Des indicateurs vont dans la mauvaise direction

34 indicateurs, présentés par la Belgique aux Nations unies en juillet 2017, ont été évalués. Parmi les indicateurs chiffrés, seuls cinq d’entre eux ont une évolution favorable, "Recherche et développement", "Pêche durable", "Surface marine en zone Natura 2000", "Femmes parlementaires" et "Énergies renouvelables". Les 11 autres indicateurs comme les émissions de gaz à effet de serre ou le risque de pauvreté sont bien loin d’atteindre les objectifs tandis que 3 d’entre eux vont même dans la mauvaise direction comme la part du "Transport de personnes en voitures".

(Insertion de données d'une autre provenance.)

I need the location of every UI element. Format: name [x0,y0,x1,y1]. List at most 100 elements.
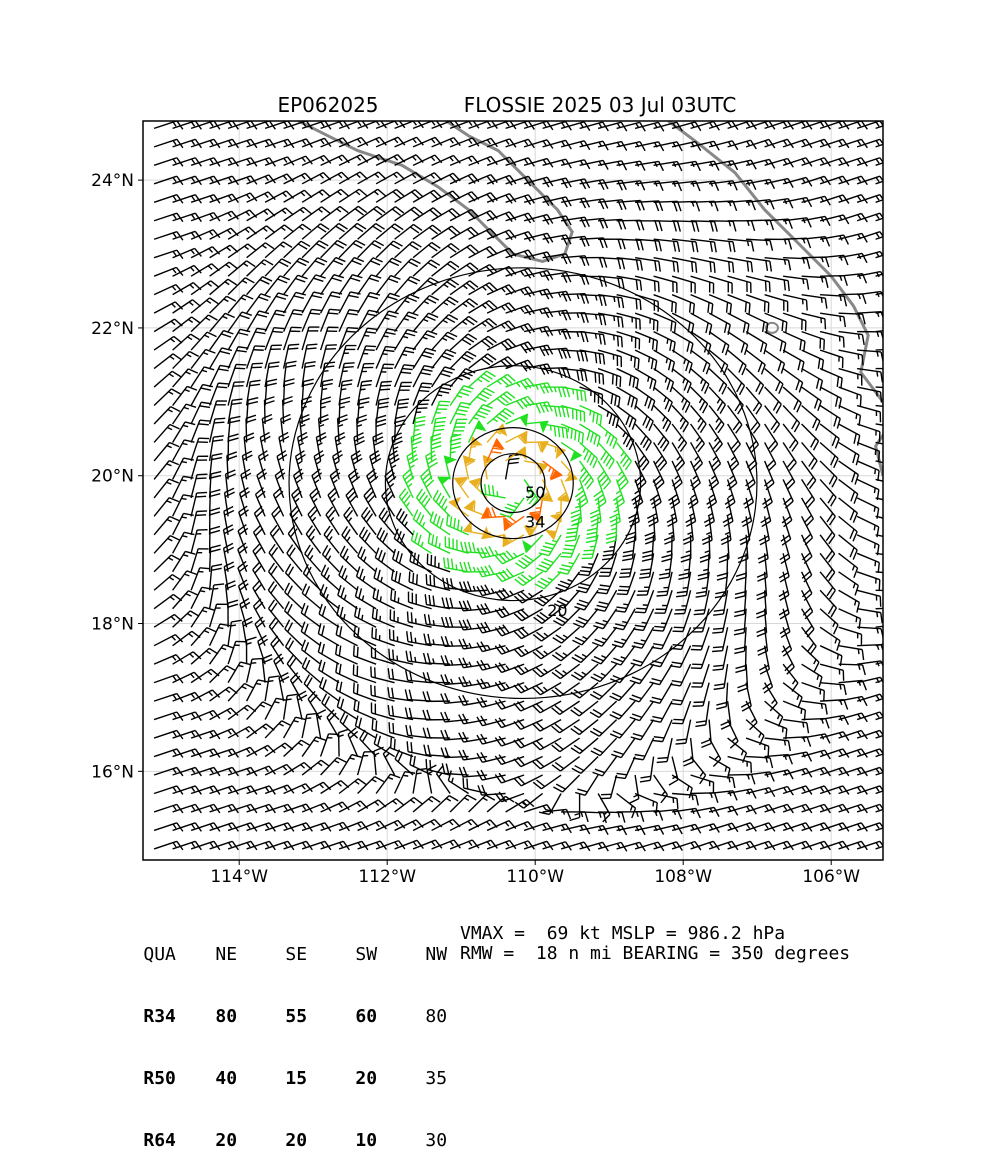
wind-barb [173,611,200,627]
wind-barb [154,121,183,130]
radius-value: 35 [425,1069,495,1089]
wind-barb [228,641,246,664]
wind-barb [210,729,239,738]
wind-barb [654,276,677,293]
wind-barb [173,591,198,609]
wind-barb [154,694,183,703]
wind-barb [459,619,487,630]
wind-barb [635,590,654,612]
wind-barb [428,533,450,554]
wind-barb [191,669,219,682]
wind-barb [408,592,431,609]
wind-barb [580,406,602,426]
wind-barb [228,278,254,295]
wind-barb [765,350,785,373]
wind-barb [469,175,498,185]
wind-barb [598,387,620,407]
wind-barb [321,781,349,794]
wind-barb [173,300,201,313]
wind-barb [552,738,580,752]
wind-barb [504,516,524,531]
wind-barb [543,461,562,480]
wind-barb [173,440,195,461]
wind-barb [552,664,580,678]
wind-barb [613,479,624,508]
wind-barb [876,369,903,379]
wind-barb [284,241,310,258]
wind-barb [802,295,827,309]
wind-barb [876,479,900,495]
wind-barb [691,258,715,273]
wind-barb [228,244,256,258]
wind-barb [395,365,415,387]
radius-value: 80 [425,1007,495,1027]
wind-barb [693,683,709,707]
wind-barb [839,442,859,465]
wind-barb [284,224,311,239]
wind-barb [173,652,201,664]
wind-barb [598,812,625,823]
wind-barb [432,796,459,812]
wind-barb [709,276,732,293]
wind-barb [728,332,748,355]
wind-barb [247,346,265,369]
wind-barb [561,842,590,851]
wind-barb [191,511,207,535]
wind-barb [691,276,714,293]
wind-barb [617,313,641,330]
wind-barb [728,313,749,334]
wind-barb [210,624,231,646]
wind-barb [857,590,881,607]
wind-barb [558,479,570,501]
header-se: SE [285,945,355,965]
contour-label: 20 [547,601,567,620]
wind-barb [173,476,194,498]
wind-barb [876,349,903,359]
wind-barb [765,406,780,433]
lon-tick-label: 110°W [506,867,564,887]
wind-barb [450,299,478,313]
wind-barb [154,655,183,664]
wind-barb [247,702,273,720]
wind-barb [783,442,796,470]
wind-barb [631,720,654,740]
wind-barb [672,793,698,805]
wind-barb [154,594,182,608]
wind-barb [210,262,238,276]
wind-barb [857,461,879,481]
wind-barb [271,636,284,664]
wind-barb [650,479,661,508]
wind-barb [575,775,598,795]
wind-barb [728,774,755,784]
storm-info-line-1: VMAX = 69 kt MSLP = 986.2 hPa [460,923,785,944]
wind-barb [561,424,583,444]
wind-barb [154,479,179,498]
wind-barb [506,342,535,353]
wind-barb [691,161,719,170]
wind-barb [561,461,577,481]
wind-barb [459,767,487,777]
wind-barb [857,350,883,362]
wind-barb [524,805,553,814]
wind-barb [469,405,493,424]
wind-barb [600,775,617,799]
wind-barb [495,792,524,802]
wind-barb [302,714,317,738]
wind-barb [746,220,773,230]
wind-barb [265,743,293,757]
row-label: R64 [143,1131,215,1151]
wind-barb [427,554,450,572]
lat-tick-label: 18°N [91,615,134,635]
wind-barb [154,786,183,795]
wind-barb [450,281,478,295]
wind-barb [631,646,654,666]
wind-barb [173,248,202,257]
wind-barb [255,617,265,646]
wind-barb [154,158,183,167]
wind-barb [154,615,182,628]
wind-barb [173,369,198,387]
wind-barb [721,701,731,729]
header-ne: NE [215,945,285,965]
wind-barb [653,609,672,631]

Sur les questions environnementales et sanitaires, certains domaines progressent même si les chiffres ne sont pas disponibles à l’instar de la "surface en agriculture biologique" ou "les nitrates dans les eaux de rivière" mais en termes de pollution, notamment "l’exposition aux particules fines", la situation est préoccupante. "Les émissions et les concentrations diminuent en moyenne, mais les pics de pollution dont la durée est de quelques heures à quelques jours, sont aussi très dangereux", précisent les auteurs du rapport qui dénombrent 8 340 morts prématurés par an en Belgique dues aux particules fines, 1 870 dues aux NO2 et 190 à l’ozone.

Pour espérer atteindre les objectifs de développement durable, il est indispensable d’améliorer la "coordination entre les Régions et le fédéral en particulier au sein de la Conférence interministérielle du développement durable" et "modifier les politiques", affirme l’équipe du Bureau fédéral. En d’autres termes, tant que les politiques ne seront pas modifiées en profondeur et établies avec cohérence à tous les niveaux avec beaucoup plus d’ambition pour opérer d’importants changements sociétaux, les objectifs de développement durable ne seront globalement pas atteints.